The government has raised interest rates five times since mid-October, boosted lenders’ reserve requirements to a record level and imposed curbs on property investment and home purchases.
Inflation, which has breached the government’s 2011 target of 4 percent every month this year, accelerated to 6.4 percent in June from a year earlier, the highest level in three years.
The IMF said in the report that China’s economy “remains on a solid footing, propelled by vigorous domestic and external demand.” The Washington-based lender’s 24 directors also “generally agreed” that a stronger yuan would help rebalance the China’s economy toward domestic demand.
HSBC’s preliminary index, known as the Flash PMI, is based on 85 percent to 90 percent of responses to a survey of executives in more than 400 companies. Output in July contracted at a faster rate, export orders shrank at a slower pace and the gauge of new orders dropped below 50, the dividing line between expansion and contraction, today’s data showed.
Manufacturing in some industries is being hit by slowing demand. Li Ning Co., China’s largest sportswear maker and retailer, said July 7 its first-half sales dropped by about 5 percent. The China Association of Automobile Manufacturers said July 8 that vehicle sales may increase about 5 percent this year, compared with an earlier estimate for 10 percent to 15 percent growth, due to lower demand for commercial autos.
The preliminary number has matched the final reading twice since HSBC began publishing the series in February. If it’s confirmed on Aug. 1, the index will have dropped to its lowest level since March 2009. It last fell below 50 in July 2010.
Economists at Societe Generale SA and Barclays Capital say that seasonal factors may have contributed to the contraction in the preliminary reading, as manufacturing tends to slow in the summer. The index declined in June and July 2010 before rebounding in August.
The official manufacturing PMI, released by the National Bureau of Statistics and the China Federation of Logistics and Purchasing, last showed a contraction in February 2009. The July reading of the index, which covers more than 800 companies in 20 industries, is due to be released on Aug. 1.
Yao Wei, a Hong Kong-based economist with Societe Generale estimates the federation’s index will decline to 50 from 50.9 in June and rebound in August. Barclays Capital economist Chang Jian also forecasts a drop “possibly testing the 50 threshold,” with a gradual recovery in the third quarter.
Today’s data “implies that June’s rebound in industrial production was just temporary,” Qu Hongbin, chief China economist at HSBC in Hong Kong, said in a statement. “We expect industrial growth to decelerate in the coming months as tightening measures continue to filter through.”
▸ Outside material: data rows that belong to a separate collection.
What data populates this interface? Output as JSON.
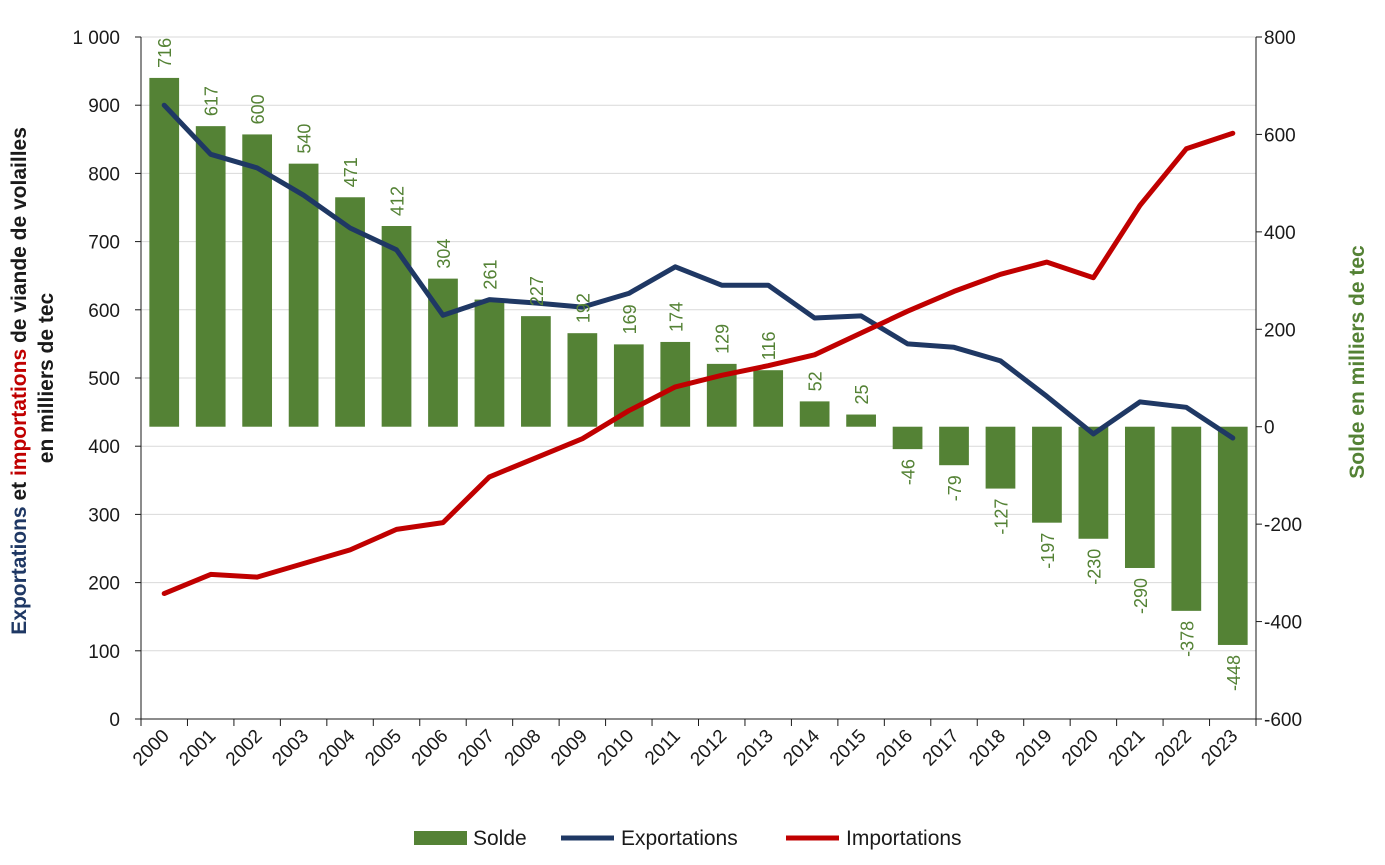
{
  "chart_data": {
    "type": "bar+line",
    "categories": [
      "2000",
      "2001",
      "2002",
      "2003",
      "2004",
      "2005",
      "2006",
      "2007",
      "2008",
      "2009",
      "2010",
      "2011",
      "2012",
      "2013",
      "2014",
      "2015",
      "2016",
      "2017",
      "2018",
      "2019",
      "2020",
      "2021",
      "2022",
      "2023"
    ],
    "series": [
      {
        "name": "Solde",
        "type": "bar",
        "axis": "right",
        "values": [
          716,
          617,
          600,
          540,
          471,
          412,
          304,
          261,
          227,
          192,
          169,
          174,
          129,
          116,
          52,
          25,
          -46,
          -79,
          -127,
          -197,
          -230,
          -290,
          -378,
          -448
        ],
        "labels": [
          "716",
          "617",
          "600",
          "540",
          "471",
          "412",
          "304",
          "261",
          "227",
          "192",
          "169",
          "174",
          "129",
          "116",
          "52",
          "25",
          "-46",
          "-79",
          "-127",
          "-197",
          "-230",
          "-290",
          "-378",
          "-448"
        ]
      },
      {
        "name": "Exportations",
        "type": "line",
        "axis": "left",
        "values": [
          900,
          828,
          808,
          768,
          720,
          688,
          592,
          615,
          610,
          604,
          624,
          663,
          636,
          636,
          588,
          591,
          550,
          545,
          525,
          473,
          418,
          465,
          457,
          412
        ]
      },
      {
        "name": "Importations",
        "type": "line",
        "axis": "left",
        "values": [
          184,
          212,
          208,
          228,
          248,
          278,
          288,
          355,
          383,
          411,
          452,
          487,
          504,
          518,
          534,
          566,
          598,
          627,
          652,
          670,
          647,
          753,
          836,
          859
        ]
      }
    ],
    "left_axis": {
      "min": 0,
      "max": 1000,
      "step": 100,
      "tick_labels": [
        "0",
        "100",
        "200",
        "300",
        "400",
        "500",
        "600",
        "700",
        "800",
        "900",
        "1 000"
      ],
      "title_line1_parts": [
        {
          "text": "Exportations",
          "color": "#1f3864"
        },
        {
          "text": " et ",
          "color": "#1a1a1a"
        },
        {
          "text": "importations",
          "color": "#c00000"
        },
        {
          "text": " de viande de volailles",
          "color": "#1a1a1a"
        }
      ],
      "title_line2": "en milliers de tec"
    },
    "right_axis": {
      "min": -600,
      "max": 800,
      "step": 200,
      "tick_labels": [
        "-600",
        "-400",
        "-200",
        "0",
        "200",
        "400",
        "600",
        "800"
      ],
      "title": "Solde en milliers de tec"
    },
    "legend": {
      "position": "bottom",
      "items": [
        "Solde",
        "Exportations",
        "Importations"
      ]
    },
    "colors": {
      "bar": "#548235",
      "exports": "#1f3864",
      "imports": "#c00000",
      "grid": "#d9d9d9",
      "axis": "#1a1a1a"
    }
  }
}
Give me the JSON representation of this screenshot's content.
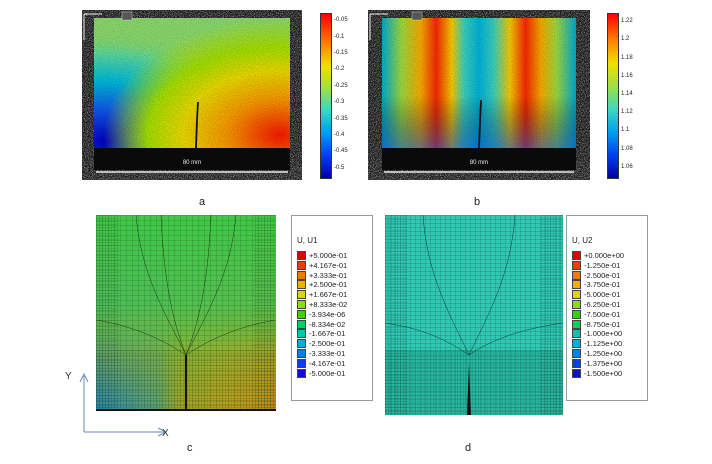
{
  "panels": {
    "a": {
      "label": "a",
      "scale_text": "80 mm",
      "colorbar_ticks": [
        "-0.05",
        "-0.1",
        "-0.15",
        "-0.2",
        "-0.25",
        "-0.3",
        "-0.35",
        "-0.4",
        "-0.45",
        "-0.5"
      ]
    },
    "b": {
      "label": "b",
      "scale_text": "80 mm",
      "colorbar_ticks": [
        "1.22",
        "1.2",
        "1.18",
        "1.16",
        "1.14",
        "1.12",
        "1.1",
        "1.08",
        "1.06"
      ]
    },
    "c": {
      "label": "c",
      "legend_title": "U, U1",
      "legend_values": [
        "+5.000e-01",
        "+4.167e-01",
        "+3.333e-01",
        "+2.500e-01",
        "+1.667e-01",
        "+8.333e-02",
        "-3.934e-06",
        "-8.334e-02",
        "-1.667e-01",
        "-2.500e-01",
        "-3.333e-01",
        "-4.167e-01",
        "-5.000e-01"
      ]
    },
    "d": {
      "label": "d",
      "legend_title": "U, U2",
      "legend_values": [
        "+0.000e+00",
        "-1.250e-01",
        "-2.500e-01",
        "-3.750e-01",
        "-5.000e-01",
        "-6.250e-01",
        "-7.500e-01",
        "-8.750e-01",
        "-1.000e+00",
        "-1.125e+00",
        "-1.250e+00",
        "-1.375e+00",
        "-1.500e+00"
      ]
    }
  },
  "axes": {
    "y_label": "Y",
    "x_label": "X"
  },
  "colors": {
    "legend_c": [
      "#e00000",
      "#f03c00",
      "#f57a00",
      "#f0b000",
      "#d8d800",
      "#90dc00",
      "#3cd200",
      "#00d060",
      "#00c8a8",
      "#00b0d8",
      "#0080e8",
      "#0040f0",
      "#1010d0"
    ],
    "legend_d": [
      "#e00000",
      "#f03c00",
      "#f57a00",
      "#f0b000",
      "#d8d800",
      "#90dc00",
      "#3cd200",
      "#00d060",
      "#00c8a8",
      "#00b0d8",
      "#0080e8",
      "#0040f0",
      "#1010d0"
    ]
  }
}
‘More Complicated’ Situation
Industrial output climbed 15.1 percent in June from a year earlier, the fastest pace since May 2010. Gross domestic product climbed 9.5 percent in the second quarter from a year earlier, slowing from 9.7 percent in the first quarter.
China’s companies will face a “more complicated” situation in the second half of this year from rising raw material, energy and labor costs, the Ministry of Industry and Information Technology said today. Still, output growth of 13 to 15 percent is “possible and reasonable” for the rest of the year, ministry spokesman Zhu Hongren said at a briefing in Beijing.